Vector3f.equals() bug?

Development
1

I was just fixing a bug in my game and came across this strange behaviour of Vector3f:

Vector3f v1 = new Vector3f(-0.0f, 1.0f, 2.0f);
Vector3f v2 = new Vector3f(0.0f, 1.0f, 2.0f);
System.out.println(v1.equals(v2));

Will result in

false

Although

float a = -0.0f;
float b = 0.0f;
System.out.println(a == b);

yields

true

I think this is inconsistent behaviour and should be changed. I already identified the problem in the Vector3f class itself. I uses Float.compare() == 0 to check if two values of the vector are equal. This works in all cases except for 0.0f and -0.0f. Because Float.compare returns an order for the given values and it is acceptable that -0.0 comes before 0.0 when ordering ascending. But still -0.0f and 0.0f are equal as values.

2

I highly recomment since its a floating class to NEVER do equality checks.
Always do a distance<Epsilon logic. Cause even in java the vm’s are allowed ( if not otherwise requested) to not use the iee floating points for performance.

1 Like
3

See here:
http://www.javapractices.com/topic/TopicAction.do?Id=17

Actually it uses Float.compare() instead of floatToIntBits, but the behavior should be the same.

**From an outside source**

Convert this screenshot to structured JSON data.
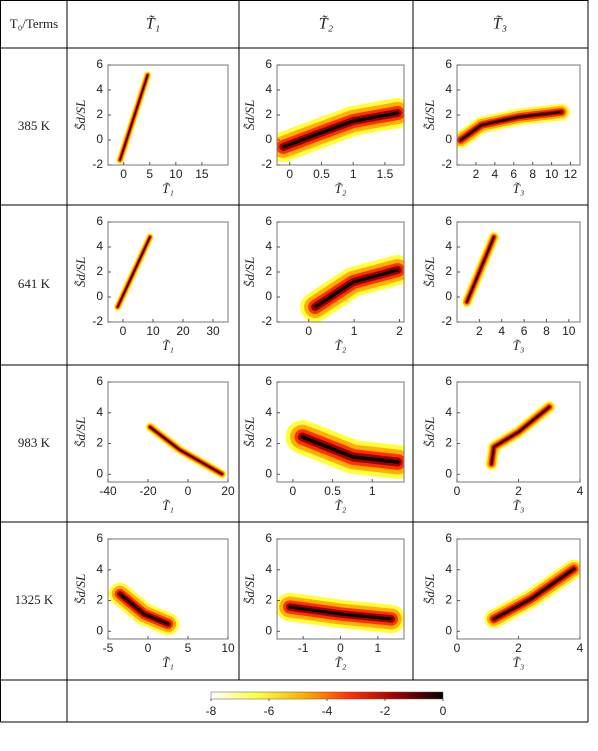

I recommend you create your own equals() method like approximateEquals() that should do the comparison you want (with epsilons and whatnot).

4

Float.compare() internally uses floatToBitInts.

I think we have a missunderstanding here. This is not about comparing two possible different float values, but comparing two float values that are(!) equal when compared with ==. 0.0f and -0.0f are symantically equal, but not their IEEE 754 binary representation (because of the sign bit). That’s also why 0.0f == -0.0f is true. But of course I also know that two Float instances with 0.0f and -0.0f yield false when compared with a.equals(b).

So all in all I think of this not as a bug but as a design decision, and this way I’m willing to accept that :wink:
Case closed.